Hai 31 anni: sei una ragazza di oggi…
Mi piace, “ragazza di oggi” (ride, ndr).
Perché? Senti il peso degli anni?
No, assolutamente: per me, i trent’anni sono stati migliori dei venti per come mi sento umanamente. Si dice che all’approcciarsi dei trenta ci sia sempre un po’ d’ansia ma la mia unica preoccupazione era organizzare una festa della quale essere contenta. Non sento il peso del tempo che passa, tutt’altro.
Cosa significa dunque per te essere una ragazza di oggi?

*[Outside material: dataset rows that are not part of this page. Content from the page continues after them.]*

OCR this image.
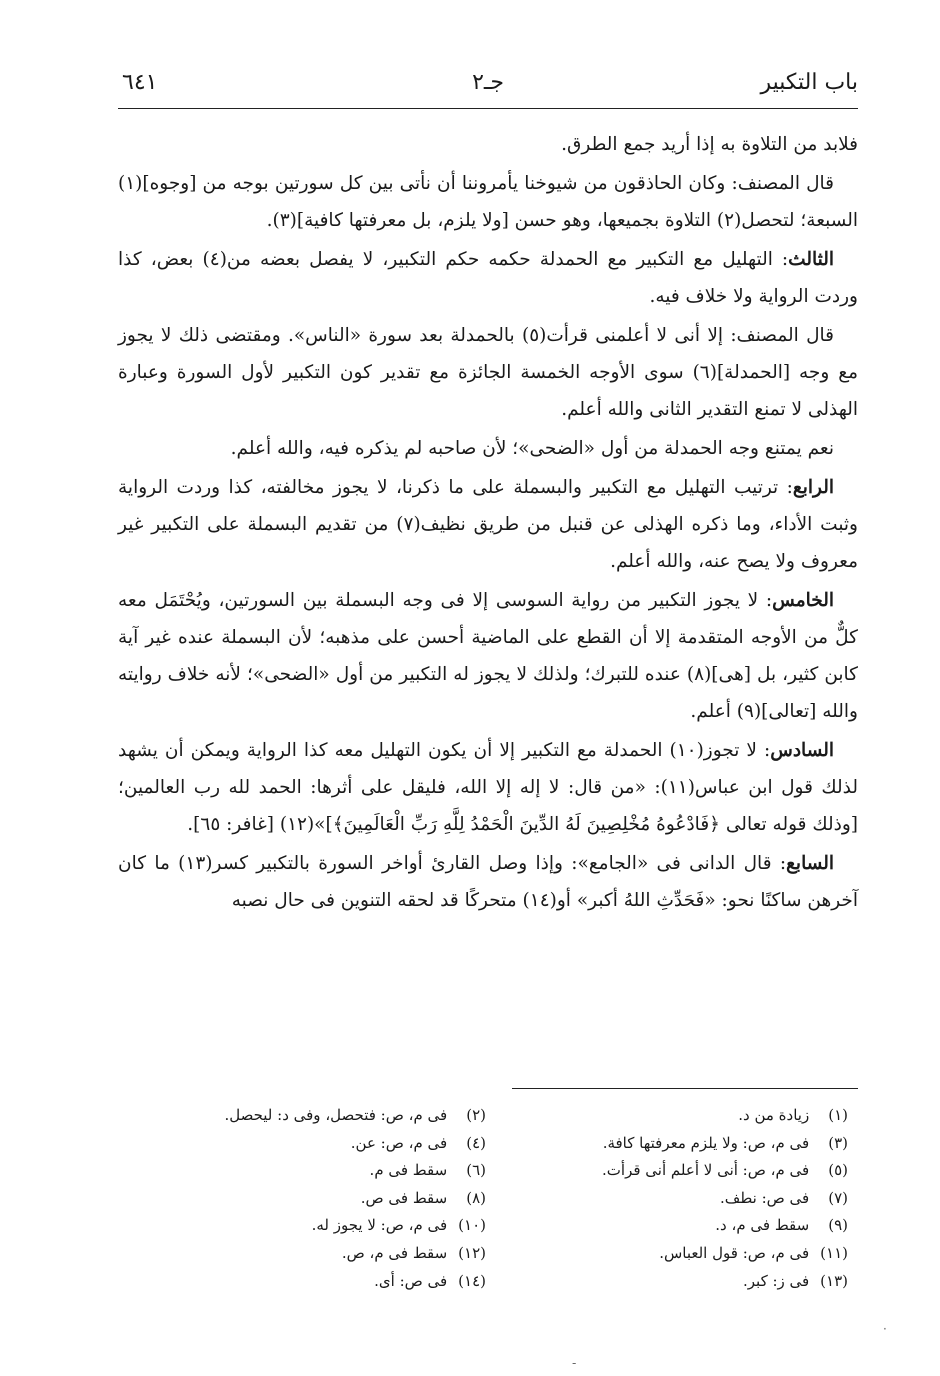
باب التكبير
جـ٢
٦٤١

فلابد من التلاوة به إذا أريد جمع الطرق.

قال المصنف: وكان الحاذقون من شيوخنا يأمروننا أن نأتى بين كل سورتين بوجه من [وجوه](١) السبعة؛ لتحصل(٢) التلاوة بجميعها، وهو حسن [ولا يلزم، بل معرفتها كافية](٣).

الثالث: التهليل مع التكبير مع الحمدلة حكمه حكم التكبير، لا يفصل بعضه من(٤) بعض، كذا وردت الرواية ولا خلاف فيه.

قال المصنف: إلا أنى لا أعلمنى قرأت(٥) بالحمدلة بعد سورة «الناس». ومقتضى ذلك لا يجوز مع وجه [الحمدلة](٦) سوى الأوجه الخمسة الجائزة مع تقدير كون التكبير لأول السورة وعبارة الهذلى لا تمنع التقدير الثانى والله أعلم.

نعم يمتنع وجه الحمدلة من أول «الضحى»؛ لأن صاحبه لم يذكره فيه، والله أعلم.

الرابع: ترتيب التهليل مع التكبير والبسملة على ما ذكرنا، لا يجوز مخالفته، كذا وردت الرواية وثبت الأداء، وما ذكره الهذلى عن قنبل من طريق نظيف(٧) من تقديم البسملة على التكبير غير معروف ولا يصح عنه، والله أعلم.

الخامس: لا يجوز التكبير من رواية السوسى إلا فى وجه البسملة بين السورتين، ويُحْتَمَل معه كلٌّ من الأوجه المتقدمة إلا أن القطع على الماضية أحسن على مذهبه؛ لأن البسملة عنده غير آية كابن كثير، بل [هى](٨) عنده للتبرك؛ ولذلك لا يجوز له التكبير من أول «الضحى»؛ لأنه خلاف روايته والله [تعالى](٩) أعلم.

السادس: لا تجوز(١٠) الحمدلة مع التكبير إلا أن يكون التهليل معه كذا الرواية ويمكن أن يشهد لذلك قول ابن عباس(١١): «من قال: لا إله إلا الله، فليقل على أثرها: الحمد لله رب العالمين؛ [وذلك قوله تعالى ﴿فَادْعُوهُ مُخْلِصِينَ لَهُ الدِّينَ الْحَمْدُ لِلَّهِ رَبِّ الْعَالَمِينَ﴾]»(١٢) [غافر: ٦٥].

السابع: قال الدانى فى «الجامع»: وإذا وصل القارئ أواخر السورة بالتكبير كسر(١٣) ما كان آخرهن ساكنًا نحو: «فَحَدِّثِ اللهُ أكبر» أو(١٤) متحركًا قد لحقه التنوين فى حال نصبه

(١) زيادة من د.
(٣) فى م، ص: ولا يلزم معرفتها كافة.
(٥) فى م، ص: أنى لا أعلم أنى قرأت.
(٧) فى ص: نطف.
(٩) سقط فى م، د.
(١١) فى م، ص: قول العباس.
(١٣) فى ز: كبر.
(٢) فى م، ص: فتحصل، وفى د: ليحصل.
(٤) فى م، ص: عن.
(٦) سقط فى م.
(٨) سقط فى ص.
(١٠) فى م، ص: لا يجوز له.
(١٢) سقط فى م، ص.
(١٤) فى ص: أى.
·
-
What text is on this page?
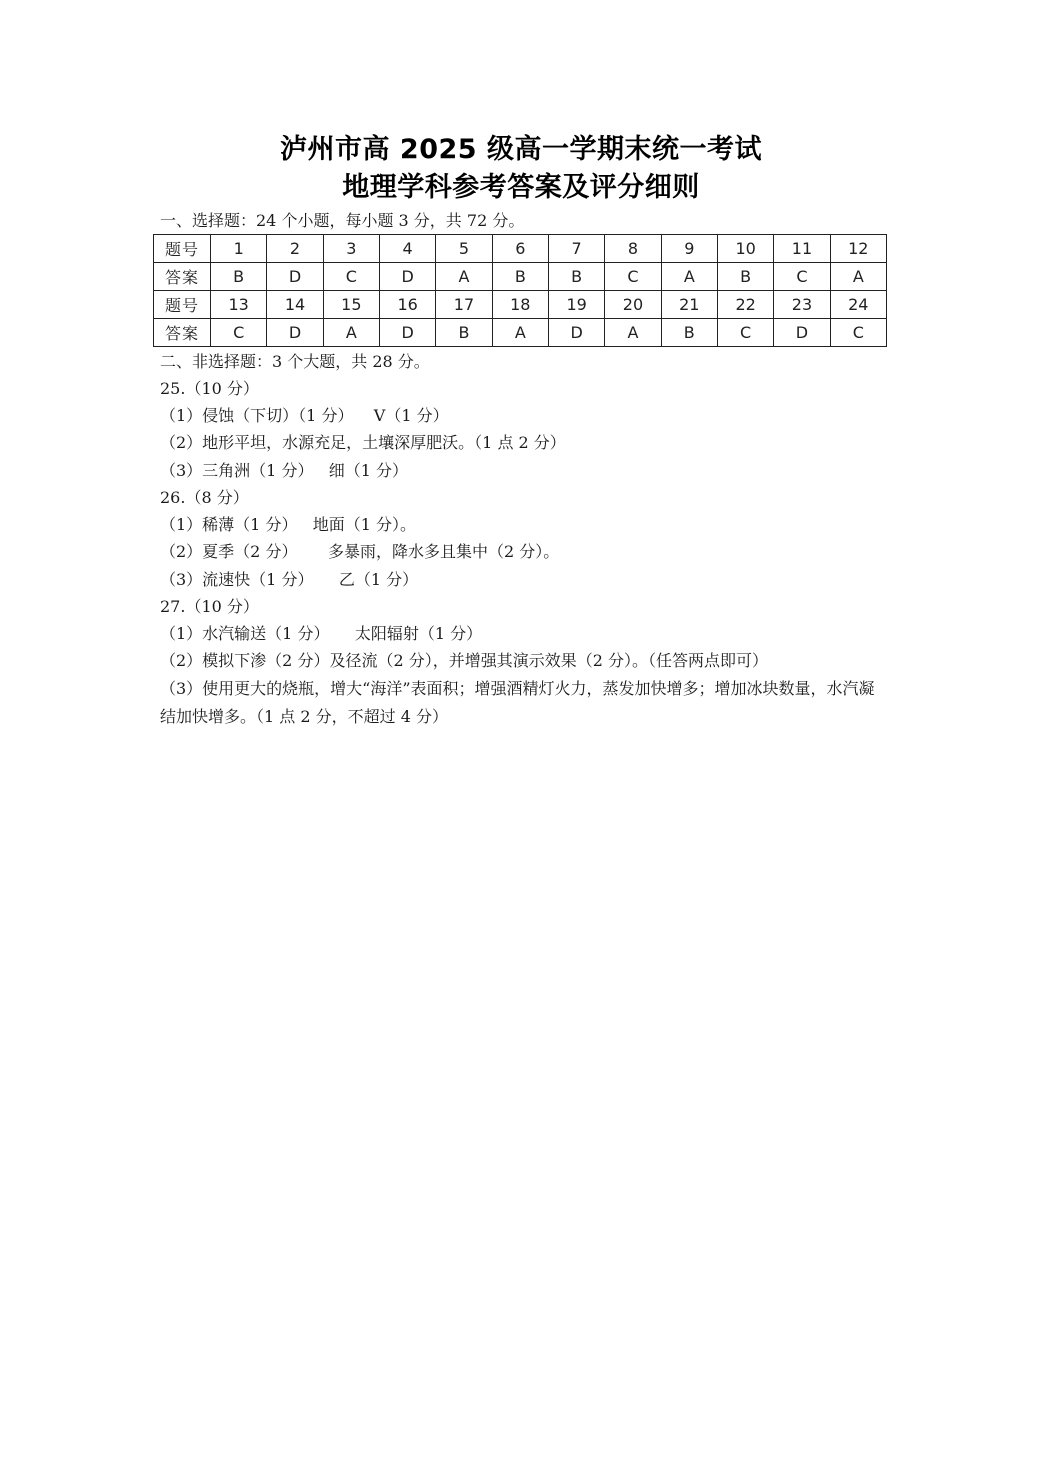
泸州市高 2025 级高一学期末统一考试
地理学科参考答案及评分细则
一、选择题：24 个小题，每小题 3 分，共 72 分。
题号	1	2	3	4	5	6	7	8	9	10	11	12
答案	B	D	C	D	A	B	B	C	A	B	C	A
题号	13	14	15	16	17	18	19	20	21	22	23	24
答案	C	D	A	D	B	A	D	A	B	C	D	C
二、非选择题：3 个大题，共 28 分。
25.（10 分）
（1）侵蚀（下切）（1 分）    V（1 分）
（2）地形平坦，水源充足，土壤深厚肥沃。（1 点 2 分）
（3）三角洲（1 分）   细（1 分）
26.（8 分）
（1）稀薄（1 分）   地面（1 分）。
（2）夏季（2 分）      多暴雨，降水多且集中（2 分）。
（3）流速快（1 分）     乙（1 分）
27.（10 分）
（1）水汽输送（1 分）     太阳辐射（1 分）
（2）模拟下渗（2 分）及径流（2 分），并增强其演示效果（2 分）。（任答两点即可）
（3）使用更大的烧瓶，增大“海洋”表面积；增强酒精灯火力，蒸发加快增多；增加冰块数量，水汽凝结加快增多。（1 点 2 分，不超过 4 分）
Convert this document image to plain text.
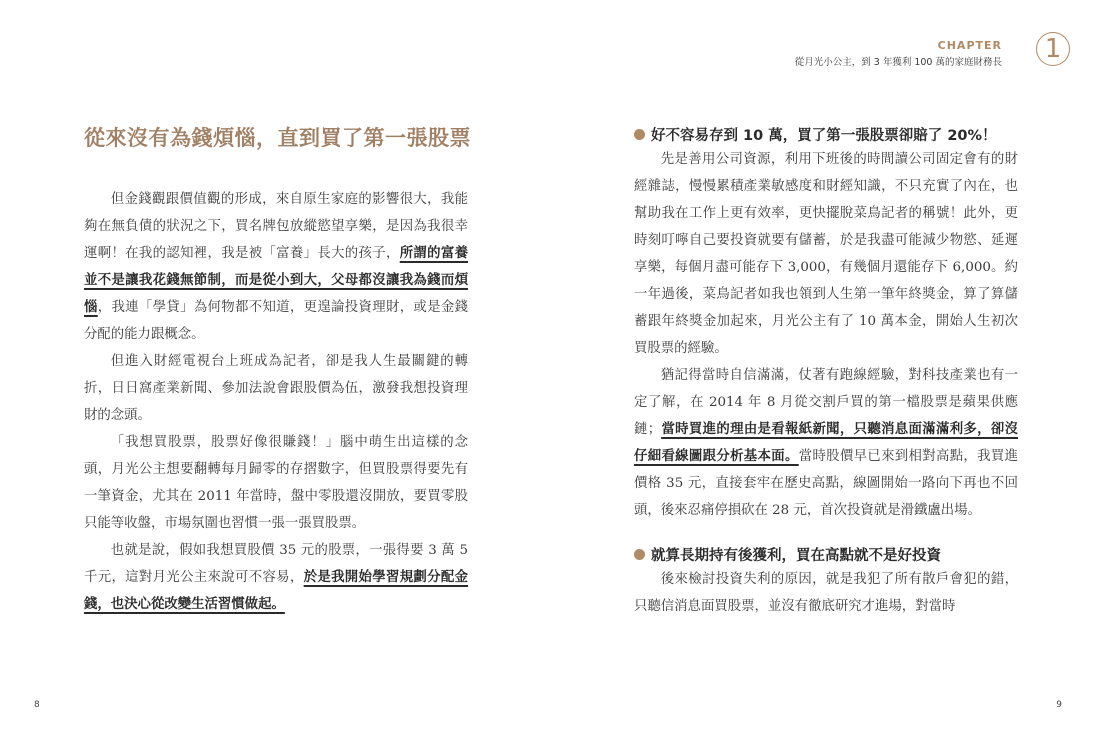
CHAPTER
從月光小公主，到 3 年獲利 100 萬的家庭財務長	1
從來沒有為錢煩惱，直到買了第一張股票

但金錢觀跟價值觀的形成，來自原生家庭的影響很大，我能夠在無負債的狀況之下，買名牌包放縱慾望享樂，是因為我很幸運啊！在我的認知裡，我是被「富養」長大的孩子，所謂的富養並不是讓我花錢無節制，而是從小到大，父母都沒讓我為錢而煩惱，我連「學貸」為何物都不知道，更遑論投資理財，或是金錢分配的能力跟概念。

但進入財經電視台上班成為記者，卻是我人生最關鍵的轉折，日日窩產業新聞、參加法說會跟股價為伍，激發我想投資理財的念頭。

「我想買股票，股票好像很賺錢！」腦中萌生出這樣的念頭，月光公主想要翻轉每月歸零的存摺數字，但買股票得要先有一筆資金，尤其在 2011 年當時，盤中零股還沒開放，要買零股只能等收盤，市場氛圍也習慣一張一張買股票。

也就是說，假如我想買股價 35 元的股票，一張得要 3 萬 5 千元，這對月光公主來說可不容易，於是我開始學習規劃分配金錢，也決心從改變生活習慣做起。

好不容易存到 10 萬，買了第一張股票卻賠了 20%！

先是善用公司資源，利用下班後的時間讀公司固定會有的財經雜誌，慢慢累積產業敏感度和財經知識，不只充實了內在，也幫助我在工作上更有效率，更快擺脫菜鳥記者的稱號！此外，更時刻叮嚀自己要投資就要有儲蓄，於是我盡可能減少物慾、延遲享樂，每個月盡可能存下 3,000，有幾個月還能存下 6,000。約一年過後，菜鳥記者如我也領到人生第一筆年終獎金，算了算儲蓄跟年終獎金加起來，月光公主有了 10 萬本金，開始人生初次買股票的經驗。

猶記得當時自信滿滿，仗著有跑線經驗，對科技產業也有一定了解，在 2014 年 8 月從交割戶買的第一檔股票是蘋果供應鏈；當時買進的理由是看報紙新聞，只聽消息面滿滿利多，卻沒仔細看線圖跟分析基本面。當時股價早已來到相對高點，我買進價格 35 元，直接套牢在歷史高點，線圖開始一路向下再也不回頭，後來忍痛停損砍在 28 元，首次投資就是滑鐵盧出場。

就算長期持有後獲利，買在高點就不是好投資

後來檢討投資失利的原因，就是我犯了所有散戶會犯的錯，只聽信消息面買股票，並沒有徹底研究才進場，對當時

8	9
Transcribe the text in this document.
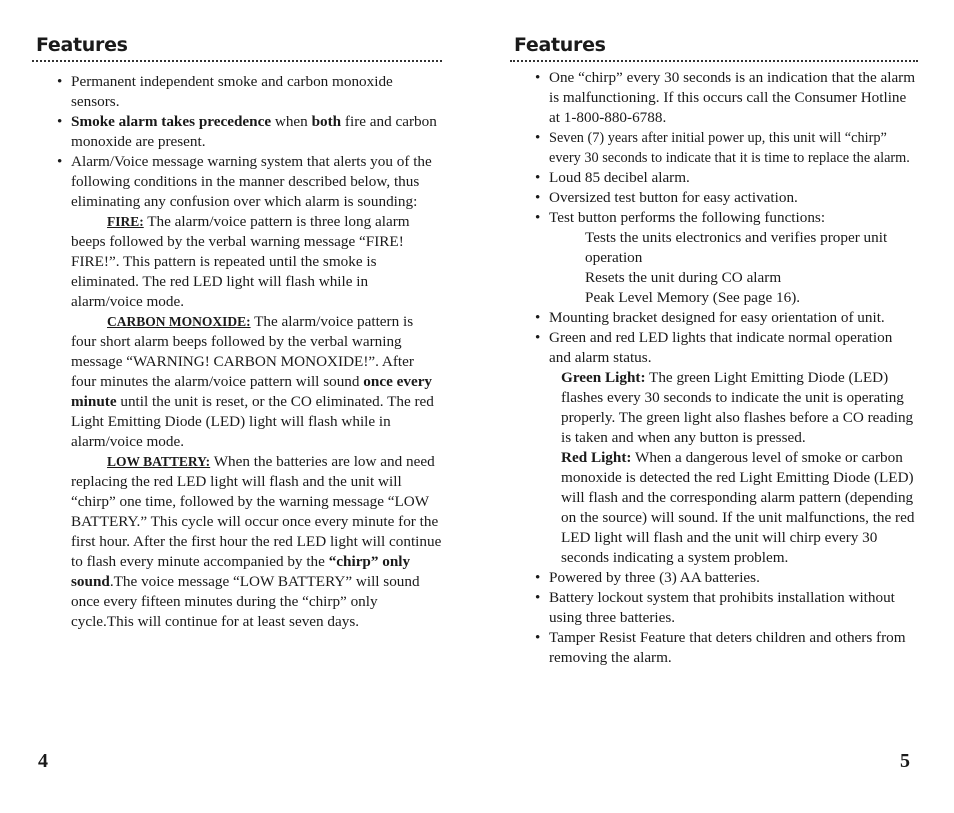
Features
• Permanent independent smoke and carbon monoxide sensors.
• Smoke alarm takes precedence when both fire and carbon monoxide are present.
• Alarm/Voice message warning system that alerts you of the following conditions in the manner described below, thus eliminating any confusion over which alarm is sounding:

FIRE: The alarm/voice pattern is three long alarm beeps followed by the verbal warning message “FIRE! FIRE!”. This pattern is repeated until the smoke is eliminated. The red LED light will flash while in alarm/voice mode.

CARBON MONOXIDE: The alarm/voice pattern is four short alarm beeps followed by the verbal warning message “WARNING! CARBON MONOXIDE!”. After four minutes the alarm/voice pattern will sound once every minute until the unit is reset, or the CO eliminated. The red Light Emitting Diode (LED) light will flash while in alarm/voice mode.

LOW BATTERY: When the batteries are low and need replacing the red LED light will flash and the unit will “chirp” one time, followed by the warning message “LOW BATTERY.” This cycle will occur once every minute for the first hour. After the first hour the red LED light will continue to flash every minute accompanied by the “chirp” only sound.The voice message “LOW BATTERY” will sound once every fifteen minutes during the “chirp” only cycle.This will continue for at least seven days.

4
Features
• One “chirp” every 30 seconds is an indication that the alarm is malfunctioning. If this occurs call the Consumer Hotline at 1-800-880-6788.
• Seven (7) years after initial power up, this unit will “chirp” every 30 seconds to indicate that it is time to replace the alarm.
• Loud 85 decibel alarm.
• Oversized test button for easy activation.
• Test button performs the following functions:
Tests the units electronics and verifies proper unit operation
Resets the unit during CO alarm
Peak Level Memory (See page 16).
• Mounting bracket designed for easy orientation of unit.
• Green and red LED lights that indicate normal operation and alarm status.

Green Light: The green Light Emitting Diode (LED) flashes every 30 seconds to indicate the unit is operating properly. The green light also flashes before a CO reading is taken and when any button is pressed.

Red Light: When a dangerous level of smoke or carbon monoxide is detected the red Light Emitting Diode (LED) will flash and the corresponding alarm pattern (depending on the source) will sound. If the unit malfunctions, the red LED light will flash and the unit will chirp every 30 seconds indicating a system problem.

• Powered by three (3) AA batteries.
• Battery lockout system that prohibits installation without using three batteries.
• Tamper Resist Feature that deters children and others from removing the alarm.
5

Prima di tutto, fare ciò che mi piace con impegno e senza mai dare nulla per scontato, anche quando si raggiungono certi traguardi. Dare qualcosa per scontato è controproducente in qualsiasi ambito, non solo sul lavoro ma anche nella vita. Essere una ragazza di oggi significa per me riconoscere anche il valore delle cose importanti come l’amicizia, la vicinanza che persone che amo e il trascorrere del tempo con il mio cane. Per me, felicità è ad esempio sentire il rumore delle zampe di Thiago sul pavimento quando entro in casa…
Thiago come qualche giocatore della Roma?
È un po’ il cruccio della mia vita: tifo Juventus. Mio nonno materno era juventino e ci ha contagiato tutti quanti: nello specifico, sono la meno tifosa della famiglia ma mio zio e i miei cugini sono dei bei gobbetti!
Nonno è stata una figura fondamentale della tua vita…
Mio nonno è stato l’uomo che mi ha salvato la vita ripetute volte. Era pediatra ed è lui che da piccola mi ha curato cinque polmoniti e tre broncopolmoniti. Passavamo tanto tempo insieme nella sua casa di Rieti: quando stavo male, mia mamma mi metteva in macchina e andavamo da lui per restarci intere settimane. Stavo male perché ero cagionevole di salute ma non ho ricordi negativi di quel periodo: il tempo passato con i nonni era per me una benedizione… Nonno era colui che mi faceva morire dal ridere: lo chiamavo “l’indiano” per come prendeva la mira quando doveva farmi le punture ma è anche la persona che vorrei avessero conosciuto tutti coloro che amo.
Tron, il tuo cognome, non è tipicamente romano…
Ho scoperto infatti che era veneto quando, capitando a Venezia, mi sono imbattute in continuazione in ponti o calli che si chiamavano Tron, come alcuni doge. Ma non so datare quando i Tron sono arrivati a Roma dal momento che da parte di papà sono romani da intere generazioni. So solo che mi porto addosso un cognome che da piccola ho odiato tanto quanto mi piace adesso.
Perché odiato?
Quando frequentavo la scuola, era appena uscito Harry Potter, una delle cose che più preferisco in assoluto, ma nella storia c’erano i Troll: era facile per gli altri storpiare il mio cognome (ride, ndr).
Non per il film cult degli anni Ottanta?
No, dovevi avere una certa esperienza disneyana per associarlo a quello. I bambini delle elementari di allora non sapevano assolutamente cosa fosse, lo conoscevano semmai i loro genitori: tutte le volte che mi dicevano “come il film” non avevo idea di cosa parlassero. Oggi so invece che è quel film di fantascienza che fece tanto clamore da meritarsi persino un sequel negli anni scorsi. Preferisco comunque pensare a Tron come a un’ellisse di “Trono” (ride, ndr).
Ti senti una regina?
No, per nulla. È solo perché è una parola italiana abbastanza riconoscibile: chiunque la capisce… Per indole, non mi sono mai sentita una regina: al di là della nobiltà d’animo, sono una del popolo!